Bret Stephens is right about progressives and science

In fact, asserting that science is fallible is not a denial of it, but on the contrary, a question of its honesty. Without it, the credibility of this noble pursuit couldn’t be upheld. Many “facts” once held sacred – that the earth was flat, the miasma theory of disease – have now all been thoroughly debunked. Scientific consensus and advances in human knowledge are predicated on the idea that there is no absolute knowledge, only premises that haven’t been disproven yet. Even Dave Levitan, science writer and passionate supporter of tackling climate change, points out that in science, nothing is a certainty.

This is what Stephens was discussing in his article, and the angry response rather proves the point. The problem with this reactionary thought process is not limited to the deep corners of the web or the front pages of the New York Times.
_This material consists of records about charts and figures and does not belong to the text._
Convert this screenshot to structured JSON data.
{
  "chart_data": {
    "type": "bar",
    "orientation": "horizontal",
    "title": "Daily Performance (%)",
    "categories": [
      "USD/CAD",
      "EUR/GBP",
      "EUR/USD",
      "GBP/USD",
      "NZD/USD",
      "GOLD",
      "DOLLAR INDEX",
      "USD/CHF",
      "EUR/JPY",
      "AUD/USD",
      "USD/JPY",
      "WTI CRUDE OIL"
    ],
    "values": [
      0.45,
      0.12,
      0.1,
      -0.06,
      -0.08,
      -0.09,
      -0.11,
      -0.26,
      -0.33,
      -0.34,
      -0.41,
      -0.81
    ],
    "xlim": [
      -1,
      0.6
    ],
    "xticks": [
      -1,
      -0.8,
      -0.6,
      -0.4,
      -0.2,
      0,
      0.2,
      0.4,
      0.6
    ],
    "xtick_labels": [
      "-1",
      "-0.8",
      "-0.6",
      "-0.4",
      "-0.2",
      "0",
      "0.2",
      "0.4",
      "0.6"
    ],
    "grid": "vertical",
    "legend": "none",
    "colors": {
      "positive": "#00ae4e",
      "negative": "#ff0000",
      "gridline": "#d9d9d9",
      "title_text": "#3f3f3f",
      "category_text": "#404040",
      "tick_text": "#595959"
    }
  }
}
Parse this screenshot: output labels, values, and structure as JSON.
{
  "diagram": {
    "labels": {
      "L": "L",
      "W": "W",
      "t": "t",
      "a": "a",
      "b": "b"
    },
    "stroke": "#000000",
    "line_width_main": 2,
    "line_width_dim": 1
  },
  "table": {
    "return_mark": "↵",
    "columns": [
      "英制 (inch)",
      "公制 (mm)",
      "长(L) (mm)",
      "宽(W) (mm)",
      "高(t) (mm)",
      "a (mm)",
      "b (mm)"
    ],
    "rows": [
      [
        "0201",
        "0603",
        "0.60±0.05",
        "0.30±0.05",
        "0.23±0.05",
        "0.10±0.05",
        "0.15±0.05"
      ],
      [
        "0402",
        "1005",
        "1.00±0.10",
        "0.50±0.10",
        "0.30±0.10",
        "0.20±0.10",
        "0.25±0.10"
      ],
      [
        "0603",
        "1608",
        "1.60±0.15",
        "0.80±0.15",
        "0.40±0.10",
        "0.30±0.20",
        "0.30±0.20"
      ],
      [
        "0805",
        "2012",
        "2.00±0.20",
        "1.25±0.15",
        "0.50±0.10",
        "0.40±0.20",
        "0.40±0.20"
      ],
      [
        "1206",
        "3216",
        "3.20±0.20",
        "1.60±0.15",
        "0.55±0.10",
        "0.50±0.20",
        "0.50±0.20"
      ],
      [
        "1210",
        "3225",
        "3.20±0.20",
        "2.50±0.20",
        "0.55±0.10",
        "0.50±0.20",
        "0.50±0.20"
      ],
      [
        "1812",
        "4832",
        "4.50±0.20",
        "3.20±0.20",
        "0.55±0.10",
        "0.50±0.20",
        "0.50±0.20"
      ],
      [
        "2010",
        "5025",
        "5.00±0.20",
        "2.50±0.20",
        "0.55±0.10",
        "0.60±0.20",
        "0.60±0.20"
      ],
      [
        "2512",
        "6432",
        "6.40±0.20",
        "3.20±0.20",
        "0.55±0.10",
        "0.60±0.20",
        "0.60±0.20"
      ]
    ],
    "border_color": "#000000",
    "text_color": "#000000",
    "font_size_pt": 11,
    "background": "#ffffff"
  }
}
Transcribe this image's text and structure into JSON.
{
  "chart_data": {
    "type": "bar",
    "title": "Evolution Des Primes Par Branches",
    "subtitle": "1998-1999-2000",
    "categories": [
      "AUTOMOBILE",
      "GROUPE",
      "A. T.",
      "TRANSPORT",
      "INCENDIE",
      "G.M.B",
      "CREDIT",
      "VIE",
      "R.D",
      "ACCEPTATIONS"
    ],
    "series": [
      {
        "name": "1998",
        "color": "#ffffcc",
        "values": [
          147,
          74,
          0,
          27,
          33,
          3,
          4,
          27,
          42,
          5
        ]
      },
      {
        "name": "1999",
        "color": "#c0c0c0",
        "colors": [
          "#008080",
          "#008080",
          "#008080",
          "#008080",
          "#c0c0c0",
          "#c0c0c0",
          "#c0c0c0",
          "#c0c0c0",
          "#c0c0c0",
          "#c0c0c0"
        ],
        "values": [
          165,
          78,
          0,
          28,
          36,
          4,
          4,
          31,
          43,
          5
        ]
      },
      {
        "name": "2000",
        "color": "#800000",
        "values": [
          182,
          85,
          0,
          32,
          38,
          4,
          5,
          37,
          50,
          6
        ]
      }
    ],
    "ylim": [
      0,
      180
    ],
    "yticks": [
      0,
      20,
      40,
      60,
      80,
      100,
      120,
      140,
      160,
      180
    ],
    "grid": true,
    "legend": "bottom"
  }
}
Rather, it’s in the legislative effect that such scientific misperceptions create. The GOP’s opposition to any meaningful action on climate change, pointing to a couple of fringe studies and think tanks (such as the Heartland Institute) to justify their opposition is well known.

But liberals should know that they are not above reproach either. The general idea of scientific orthodoxy on the left has become divorced from actual scientific consensus. On climate change things line up, while on issues like vaccines or pesticides they don’t. On climate change, one aberrant study is rejected as an outlier. On pesticides and vaccines, one aberrant study becomes the rule setter.